Like all influenza outbreaks, the potential of the H5N1 virus is invariably compared with the Spanish flu of 1918 which, as Professor Pennington warns us, killed 40 million people around the world. If flu could do that in 1918, goes the theory, how much more easily could it spread now that we are all constantly buzzing around the world on aeroplanes and we import so much more of our food and goods from distant countries? The answer is almost certainly that the Spanish flu would cause a fraction of the deaths now than it did in 1918. Then, constitutions were weakened from four years of war and by the insanitary conditions which followed it. Then, most victims were left to suffer at home; nowadays they would swiftly be removed to hospital and kept in isolation conditions. To believe that a virus would be capable of killing as many people in 2005 as one did in 1918, it is necessary to believe that there has been no improvement in palliative care in the meantime.

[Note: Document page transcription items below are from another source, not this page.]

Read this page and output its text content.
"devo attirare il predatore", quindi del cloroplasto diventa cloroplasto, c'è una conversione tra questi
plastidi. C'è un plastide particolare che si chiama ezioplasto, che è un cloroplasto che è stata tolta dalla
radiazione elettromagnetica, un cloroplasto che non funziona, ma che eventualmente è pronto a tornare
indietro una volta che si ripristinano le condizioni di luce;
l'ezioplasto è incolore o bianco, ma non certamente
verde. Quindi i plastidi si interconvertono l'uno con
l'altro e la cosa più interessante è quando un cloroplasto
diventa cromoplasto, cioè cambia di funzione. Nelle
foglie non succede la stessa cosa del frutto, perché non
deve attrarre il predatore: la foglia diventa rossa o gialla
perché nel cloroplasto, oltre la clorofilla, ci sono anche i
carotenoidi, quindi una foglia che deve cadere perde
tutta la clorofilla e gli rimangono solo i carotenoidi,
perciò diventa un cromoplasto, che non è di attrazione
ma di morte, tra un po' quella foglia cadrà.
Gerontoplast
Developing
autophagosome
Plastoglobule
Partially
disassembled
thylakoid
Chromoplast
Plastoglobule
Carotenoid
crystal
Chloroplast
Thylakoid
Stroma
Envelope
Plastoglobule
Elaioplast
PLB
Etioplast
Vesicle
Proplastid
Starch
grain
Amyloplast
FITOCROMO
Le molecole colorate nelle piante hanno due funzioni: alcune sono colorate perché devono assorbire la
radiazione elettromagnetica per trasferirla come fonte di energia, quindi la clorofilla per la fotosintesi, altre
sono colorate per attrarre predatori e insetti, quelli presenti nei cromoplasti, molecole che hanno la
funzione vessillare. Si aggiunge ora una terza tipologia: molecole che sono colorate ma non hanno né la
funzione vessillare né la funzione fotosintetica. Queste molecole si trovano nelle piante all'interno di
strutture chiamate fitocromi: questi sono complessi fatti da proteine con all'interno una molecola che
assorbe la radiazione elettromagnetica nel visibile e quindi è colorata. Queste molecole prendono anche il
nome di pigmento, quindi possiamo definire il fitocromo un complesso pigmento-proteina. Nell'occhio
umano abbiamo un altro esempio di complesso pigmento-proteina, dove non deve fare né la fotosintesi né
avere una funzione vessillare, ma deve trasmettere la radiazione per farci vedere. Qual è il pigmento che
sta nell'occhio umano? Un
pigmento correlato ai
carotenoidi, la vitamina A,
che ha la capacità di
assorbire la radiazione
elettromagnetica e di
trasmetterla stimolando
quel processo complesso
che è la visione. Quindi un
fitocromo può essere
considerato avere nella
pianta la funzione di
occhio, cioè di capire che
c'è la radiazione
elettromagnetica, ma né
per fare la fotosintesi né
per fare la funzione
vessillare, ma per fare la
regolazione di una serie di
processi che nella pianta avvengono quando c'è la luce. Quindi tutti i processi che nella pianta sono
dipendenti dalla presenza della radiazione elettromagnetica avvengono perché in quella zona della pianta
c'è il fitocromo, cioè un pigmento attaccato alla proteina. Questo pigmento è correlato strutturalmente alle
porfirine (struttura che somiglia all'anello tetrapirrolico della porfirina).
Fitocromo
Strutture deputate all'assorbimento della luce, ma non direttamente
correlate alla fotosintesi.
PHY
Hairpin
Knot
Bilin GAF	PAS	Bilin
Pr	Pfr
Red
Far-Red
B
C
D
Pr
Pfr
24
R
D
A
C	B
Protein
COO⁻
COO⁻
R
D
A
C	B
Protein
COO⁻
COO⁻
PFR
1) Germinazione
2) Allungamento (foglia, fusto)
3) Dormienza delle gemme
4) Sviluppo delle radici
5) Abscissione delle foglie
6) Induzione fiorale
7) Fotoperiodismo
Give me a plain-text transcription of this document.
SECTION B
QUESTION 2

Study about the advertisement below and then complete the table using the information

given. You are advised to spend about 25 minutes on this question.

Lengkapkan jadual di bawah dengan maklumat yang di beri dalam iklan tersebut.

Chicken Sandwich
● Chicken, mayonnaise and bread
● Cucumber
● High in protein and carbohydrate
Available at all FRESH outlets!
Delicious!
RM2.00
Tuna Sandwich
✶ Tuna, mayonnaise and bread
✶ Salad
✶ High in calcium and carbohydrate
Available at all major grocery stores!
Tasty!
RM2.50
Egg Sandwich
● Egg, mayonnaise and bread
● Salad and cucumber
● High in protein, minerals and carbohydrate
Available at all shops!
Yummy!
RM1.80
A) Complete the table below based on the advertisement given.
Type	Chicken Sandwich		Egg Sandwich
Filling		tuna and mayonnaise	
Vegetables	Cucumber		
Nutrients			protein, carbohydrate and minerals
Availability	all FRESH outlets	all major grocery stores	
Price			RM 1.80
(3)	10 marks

It isn’t wrong for the government and its agencies to make contingency plans for every conceivable catastrophe. But why the sudden release of information relating to one particular scenario: that of a human strain of bird flu? One doesn’t want to sound like a conspiracy theorist huddled over a computer in backwoods Nebraska, and I am sure it is only a coincidence that the European Commission last week staged an ‘emergency summit’ of veterinary officers in Brussels to discuss the threat of bird flu reaching Europe from China, at the same time as its trade commissioner Peter Mandelson was under pressure for his new quota system for Chinese textile imports, which has led to millions of bras and sweaters being blocked in warehouses, prohibiting them from being sold to the public. But it is jolly convenient, isn’t it, when you are pursuing a bungled protectionist policy, that along should come a disease scare which might be expected to put shoppers off buying the banned goods? Are you really sure you fancy a vest from China, somebody seems to be telling us, when it might have been sewn together by the leathery fingers of a chicken farmer’s wife in Qinghai province?

It is hard to come to any other conclusion but that much of the fear over bird flu, like Sars before it, is really just the latest version of the yellow peril: a phobia of all things Chinese. It is protectionism in disguise. We fret about the deadly threat of viruses sweeping in from the Far East, but what we really fear are cockle-pickers and cheap bras.